Taconic Parkway crash driver Diane Schuler Credit: Handout

Searching for an alternative theory to explain the deadly wrong-way Taconic State Parkway crash, Diane Schuler's family has begun speaking with experts about a stroke-like condition that cannot be discovered by an autopsy, the family's attorney said Monday.

In other developments, Schuler's son, Bryan, 5, who survived the crash, has been released from Westchester Medical Center, a hospital spokesman said. It was not clear Monday whether Bryan, who suffered head injuries, went home or to another medical facility.

Photos of the tragic Taconic Parkway crash

The Schuler family attorney, Dominic Barbara of Garden City, said he is pursuing whether Diane Schuler suffered a transient ischemic attack, or TIA, a sudden disruption of blood flow to the brain lasting for less than an hour, a stroke expert told Newsday Monday. Among its symptoms are blurred vision and disorientation, the same problems New York State Police said Schuler described to her brother in a phone call 30 minutes before the July 26 crash.

"The doctors are coming in, and we're talking to them," said Barbara, in a brief interview at his office.
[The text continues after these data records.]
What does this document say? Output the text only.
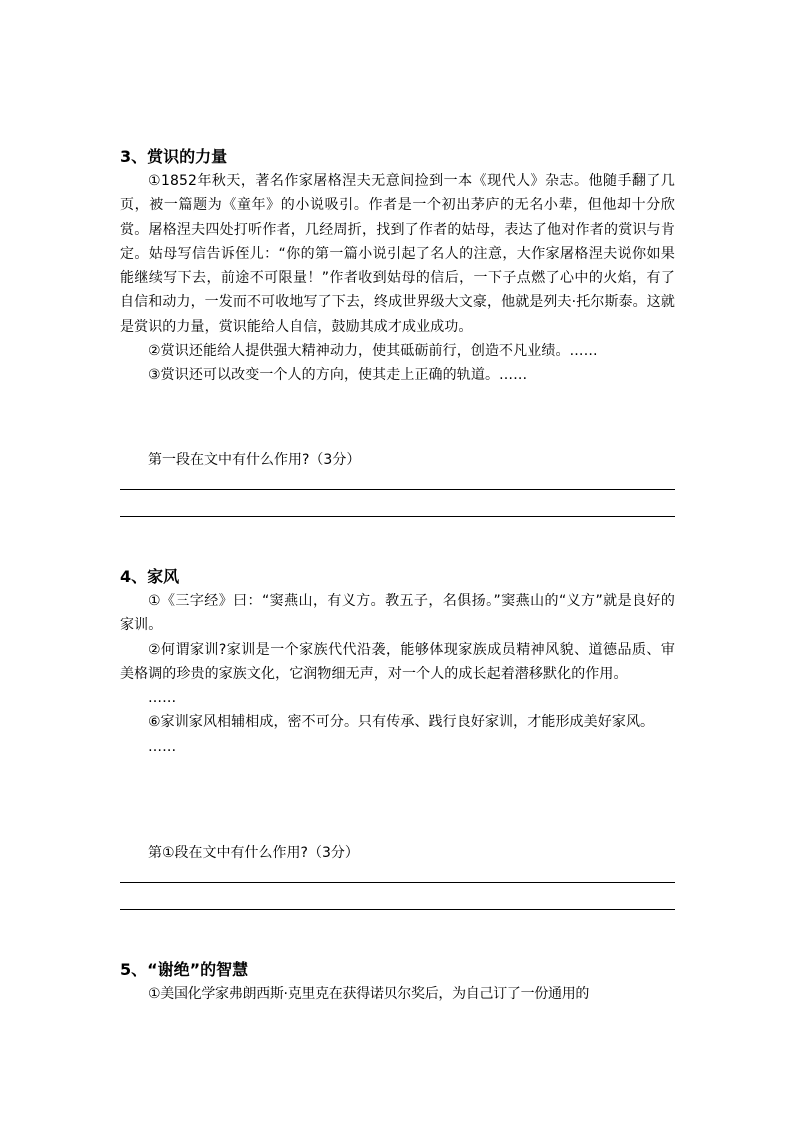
3、赏识的力量

①1852年秋天，著名作家屠格涅夫无意间捡到一本《现代人》杂志。他随手翻了几页，被一篇题为《童年》的小说吸引。作者是一个初出茅庐的无名小辈，但他却十分欣赏。屠格涅夫四处打听作者，几经周折，找到了作者的姑母，表达了他对作者的赏识与肯定。姑母写信告诉侄儿：“你的第一篇小说引起了名人的注意，大作家屠格涅夫说你如果能继续写下去，前途不可限量！”作者收到姑母的信后，一下子点燃了心中的火焰，有了自信和动力，一发而不可收地写了下去，终成世界级大文豪，他就是列夫·托尔斯泰。这就是赏识的力量，赏识能给人自信，鼓励其成才成业成功。

②赏识还能给人提供强大精神动力，使其砥砺前行，创造不凡业绩。……

③赏识还可以改变一个人的方向，使其走上正确的轨道。……

第一段在文中有什么作用?（3分）

4、家风

①《三字经》曰：“窦燕山，有义方。教五子，名俱扬。”窦燕山的“义方”就是良好的家训。

②何谓家训?家训是一个家族代代沿袭，能够体现家族成员精神风貌、道德品质、审美格调的珍贵的家族文化，它润物细无声，对一个人的成长起着潜移默化的作用。

……

⑥家训家风相辅相成，密不可分。只有传承、践行良好家训，才能形成美好家风。

……

第①段在文中有什么作用?（3分）

5、“谢绝”的智慧

①美国化学家弗朗西斯·克里克在获得诺贝尔奖后，为自己订了一份通用的
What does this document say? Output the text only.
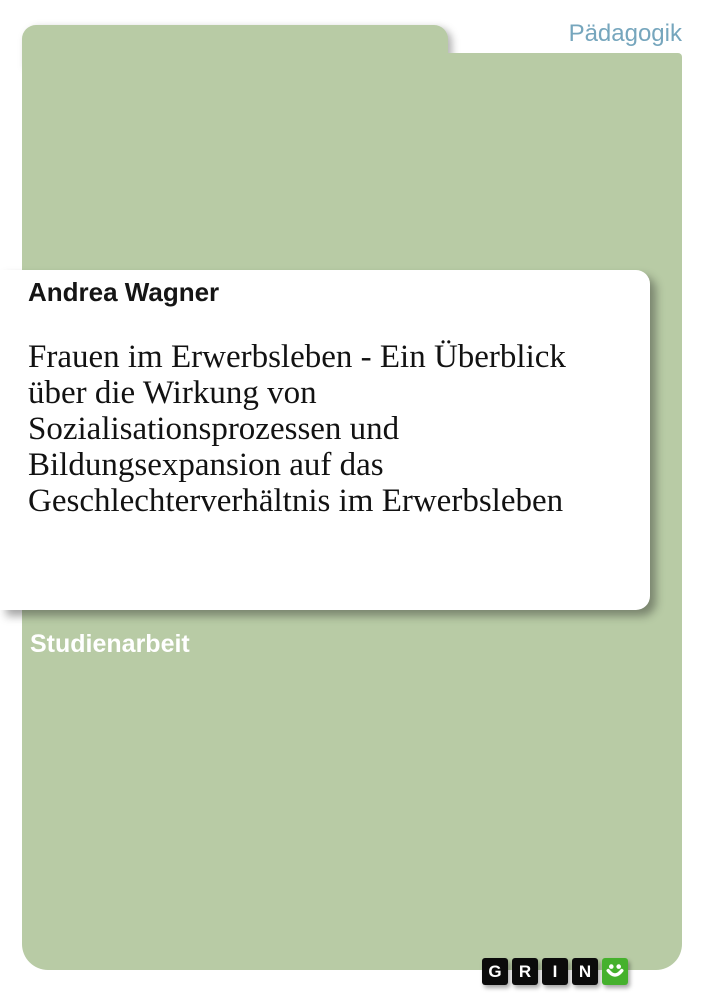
Pädagogik
Andrea Wagner
Frauen im Erwerbsleben - Ein Überblick
über die Wirkung von
Sozialisationsprozessen und
Bildungsexpansion auf das
Geschlechterverhältnis im Erwerbsleben
Studienarbeit
G	R	I	N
He did not name the physicians.

Authorities say Schuler, 36, of West Babylon, was drunk and high on marijuana when she drove a minivan full of children nearly two miles the wrong way on the Taconic before colliding with an SUV in Westchester, killing herself and seven others. She had the equivalent of 10 drinks, authorities said, and 6 grams of undigested alcohol in her stomach.

Also killed in the minivan were Schuler's daughter, Erin, 2, and her three nieces, Emma Hance, 8, Alyson Hance, 7, and Kate Hance, 5. Three Yonkers men died in the sport utility vehicle.

The New York State Police and Westchester District Attorney Janet DiFiore will meet next Tuesday for "a top-to-bottom review and a progress report on the case," DiFiore spokesman Lucian Chalfen said. Authorities have not yet decided whether to open a grand jury probe in the case.

Schuler's family has said the doting mother, a manager at

Cablevision

, which owns Newsday, had no drinking problem and must have suffered some kind of medical catastrophe.

Dr. Ted Lowenkopf, medical director of the Providence Stroke Center in Portland, Ore., said a TIA is not detectable by autopsy because the interruption of blood flow to the brain does not last long enough to cause permanent damage.

"The only way a TIA could be fatal is if the symptoms occurred when you need your faculties intact," he said.

But Lowenkopf said autopsies can show underlying conditions that cause a TIA, including narrowing arteries and a damaged heart. Westchester authorities said the autopsy showed no underlying conditions.

Barbara acknowledged the TIA theory was incomplete. "If it wasn't for the alcohol still in her stomach, this would explain it," he said.

The family of two of the Yonkers victims - Michael Bastardi, 81, and his son, Guy Bastardi, 49 - said they don't believe Diane Schuler had a medical condition and took to the airwaves Monday to blast her husband, Daniel, who has said he never saw his wife drunk. "He's in denial. Somewhere along the line you have to know somebody can drink like that," Roseann Guzzo said in a "Today" show interview with NBC's Matt Lauer.